Au marché aux puces, promis à rénovation complète, des panneaux d’affichage géants annoncent « Euroméditerranée acte 2 : l’opération qui transforme Marseille », en prenant comme exemple les premières réalisations d’Euromed : « Il suffit de voir ce qui a été fait sur la Joliette, c’est très agréable », témoigne un improbable anonyme.

Les Fabriques ambitionnent de « faire entrer les quartiers Nord dans la modernité et la durabilité »[3].

En matière de durabilité, on a commencé, comme souvent à Marseille, par faire table rase du passé. Dans les ruines de leur ville éphémère, respirant sa poussière, à l’ombre des palissades en tôle qui protègent le chantier, subsistent tant bien que mal quelques obstinés de l’immense marché informel qui se tenait ici il y a peu encore. S’y vendent, posés sur un drap rapidement repliable en cas de descente de police, des chargeurs, des K7, des chaussures, un livre intitulé Survivre avec les loups, et les inénarrables cigarettes Malboro de contrebande.

Un éboueur, qui prend sa pause, soupire : « C’est sale ici, c’est infiniment sale. On ramasse, ils vont rechercher dans les poubelles, ils ramènent ici. C’est une boucle sans fin. Il faut que ça change, mais les repousser plus loin, ça ne va pas suffire... »

Ça va être Disneyland ce quartier, si on en croit les prévisualisations, mais pour l’instant on est encore dans l’arrière-boutique.

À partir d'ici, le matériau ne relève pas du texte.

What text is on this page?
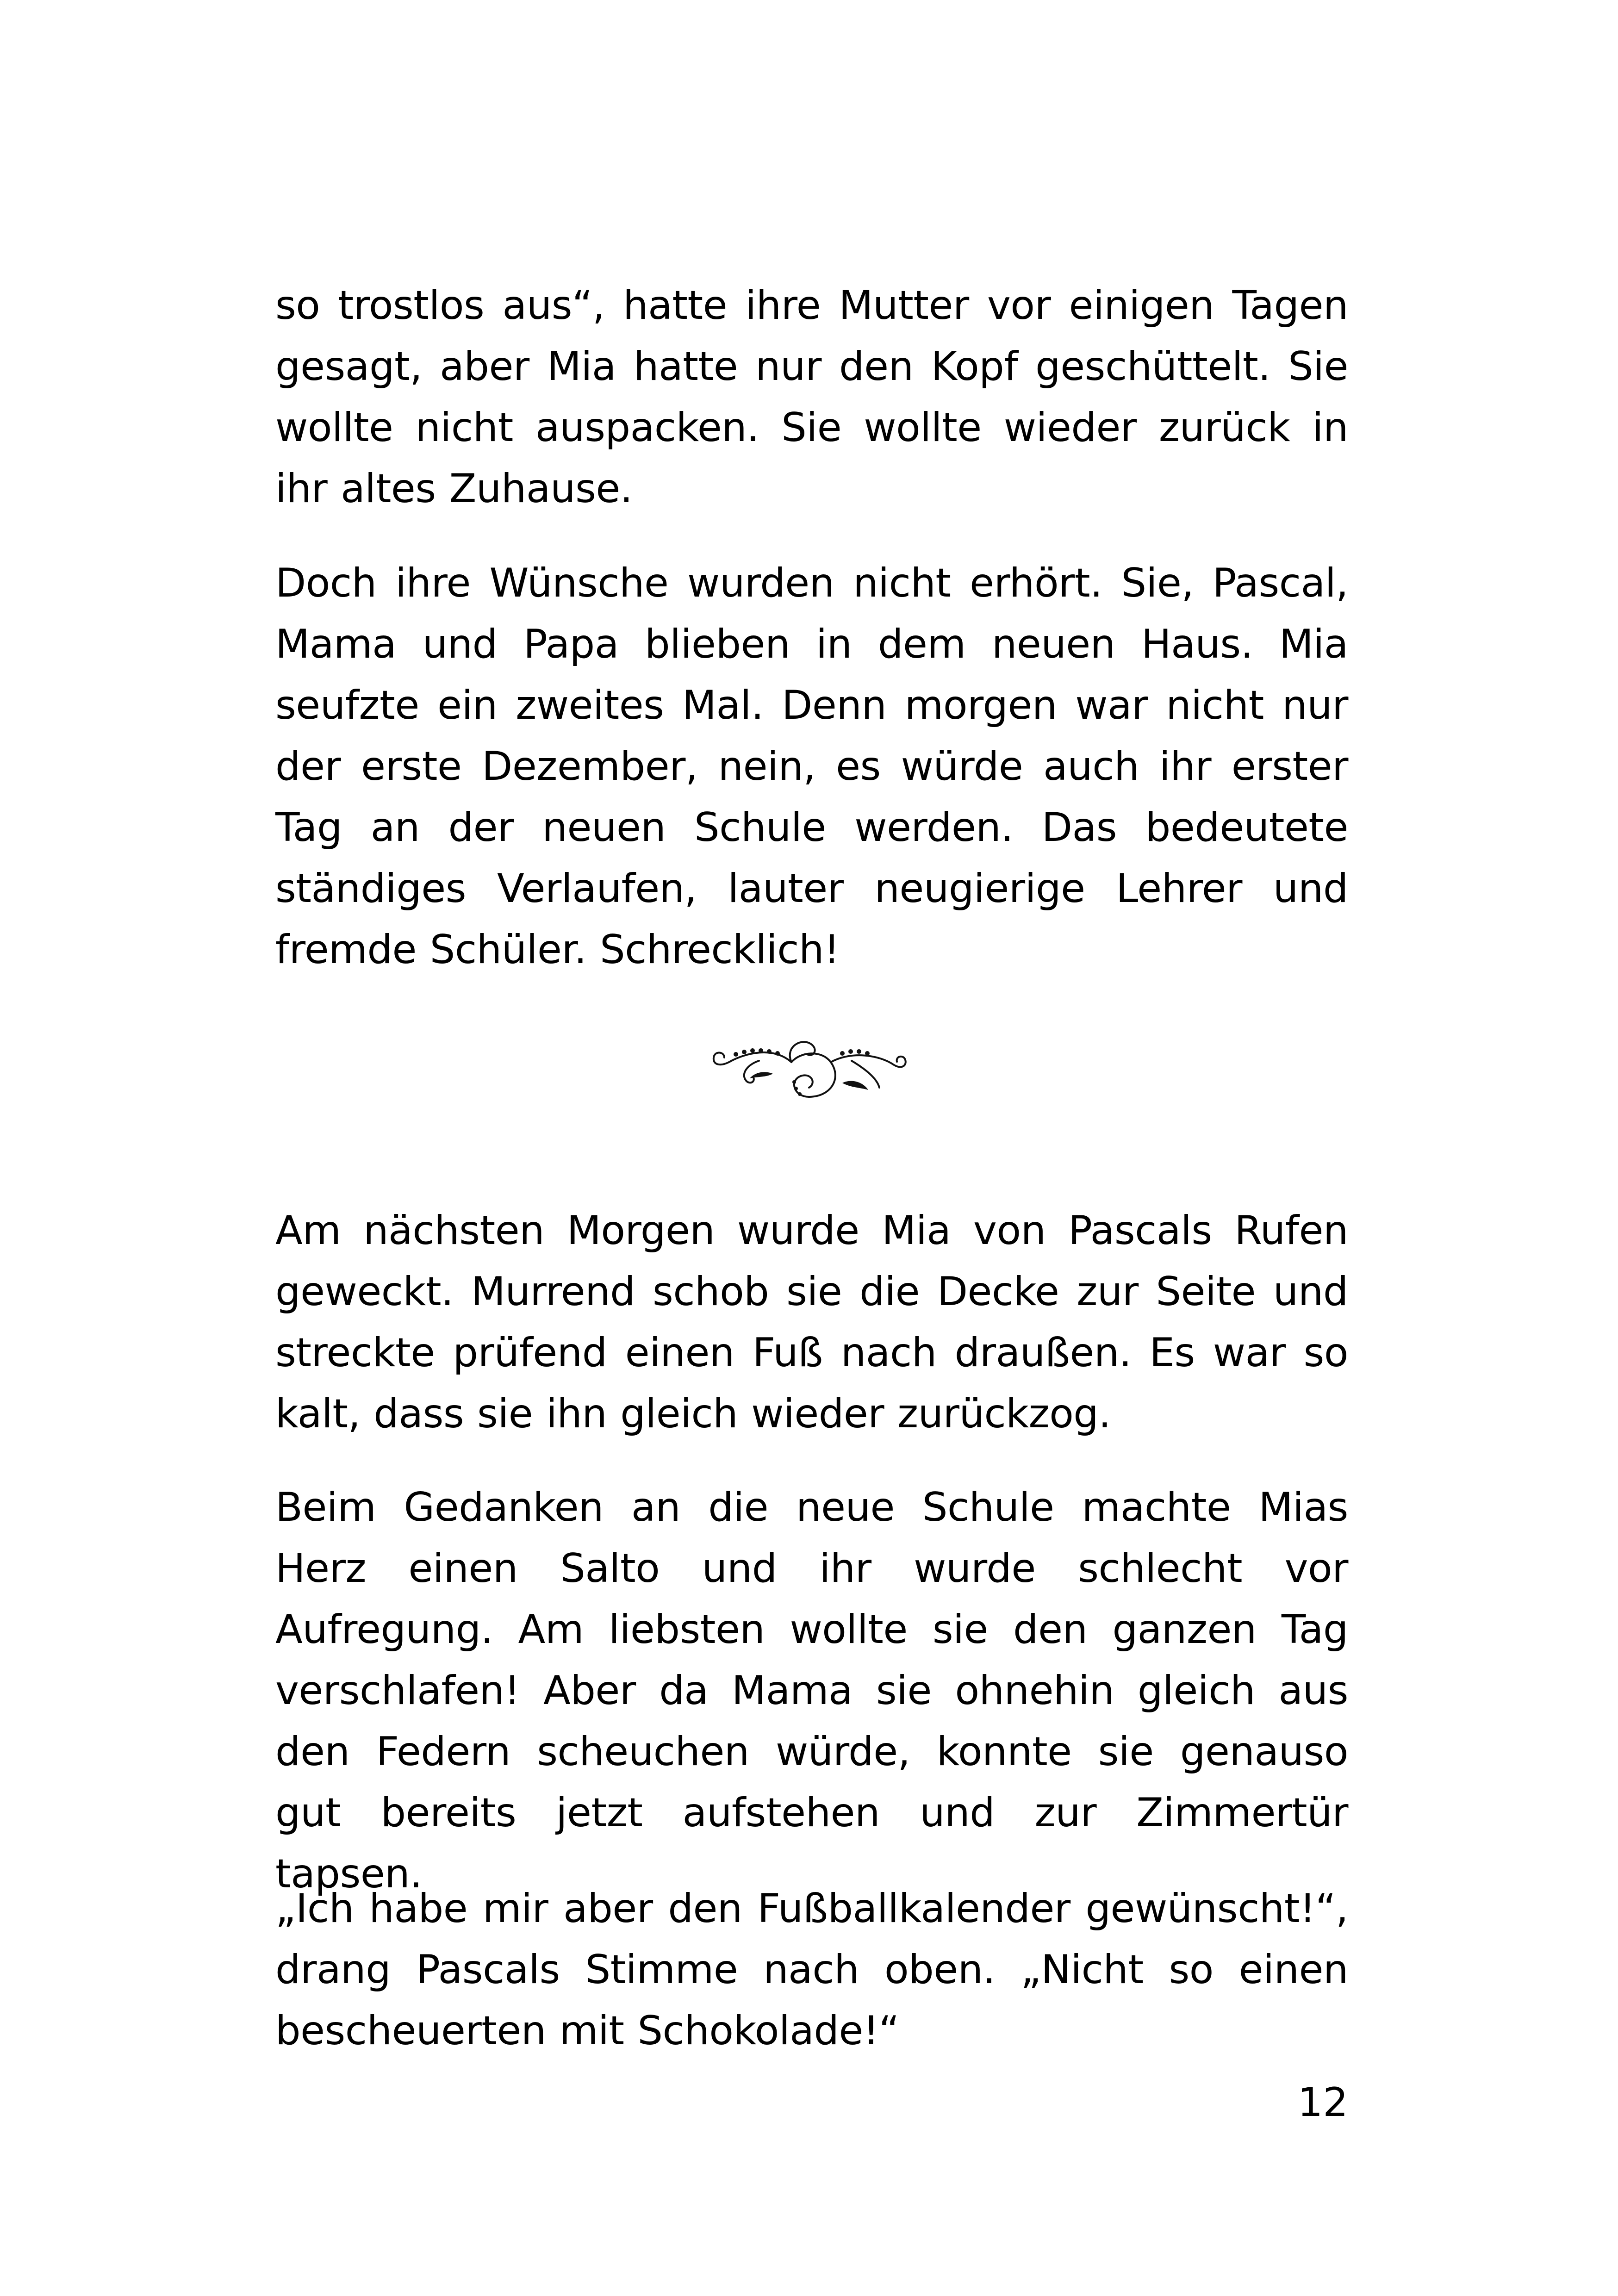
so trostlos aus“, hatte ihre Mutter vor einigen Tagen gesagt, aber Mia hatte nur den Kopf geschüttelt. Sie wollte nicht auspacken. Sie wollte wieder zurück in ihr altes Zuhause.

Doch ihre Wünsche wurden nicht erhört. Sie, Pascal, Mama und Papa blieben in dem neuen Haus. Mia seufzte ein zweites Mal. Denn morgen war nicht nur der erste Dezember, nein, es würde auch ihr erster Tag an der neuen Schule werden. Das bedeutete ständiges Verlaufen, lauter neugierige Lehrer und fremde Schüler. Schrecklich!

Am nächsten Morgen wurde Mia von Pascals Rufen geweckt. Murrend schob sie die Decke zur Seite und streckte prüfend einen Fuß nach draußen. Es war so kalt, dass sie ihn gleich wieder zurückzog.

Beim Gedanken an die neue Schule machte Mias Herz einen Salto und ihr wurde schlecht vor Aufregung. Am liebsten wollte sie den ganzen Tag verschlafen! Aber da Mama sie ohnehin gleich aus den Federn scheuchen würde, konnte sie genauso gut bereits jetzt aufstehen und zur Zimmertür tapsen.

„Ich habe mir aber den Fußballkalender gewünscht!“, drang Pascals Stimme nach oben. „Nicht so einen bescheuerten mit Schokolade!“

12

D’ailleurs on voit passer, sortant d’un hangar, le petit train touristique qui va du Panier à Notre-Dame de la Garde, un trajet classique qui ne passe pas par ici, loin s’en faut... mais le petit train fait comme tout le monde, il vient au marché aux puces pour changer ses pièces usagées. Ou peut-être rentre-t-il simplement au quartier quand sa journée de travail est finie, comme tant de celles et ceux qui font la Marseille de la carte postale. 

Bientôt, ici : « un grand boulevard “très végétal” de près de 45 mètres de large, soit l’un des plus amples de Marseille, avec pistes cyclables et larges trottoirs de chaque côté. »

Pour l’instant, ici : un boulevard chaotique en plein travaux sur lequel ne s’aventurerait jamais un vélo, surplombé de quelques immeubles et maisons pauvres mais fleuries d’arbres de Judée, de lauriers roses et de bougainvillées, une circulation dangereuse, une chaleur étouffante pour les rares piétons mais surtout pour les vendeurs et vendeuses qui bien qu’ayant reçu 5/5 le message qu’ils n’étaient prévus nulle part dans le projet « moderne et durable » du quartier, jouent la montre en restant là à même le sol, « en mode Koh Lanta ».

Des photos par dizaines, envolées d’un même album qui a dû être en vente ici avant d’être abandonné, jonchent le bitume. J’en retourne une, puis quelques pas plus loin une autre, et encore une autre. Un album de famille sur plusieurs générations dont j’identifie des personnages récurrents : grand-mère, mère, et un bébé les yeux grand ouverts sur un monde nouveau dans lequel on n’a plus besoin des traces des générations précédentes. Je ramasse toute la généalogie comme le petit Poucet, en retournant les photos éparpillées au sol une à une. 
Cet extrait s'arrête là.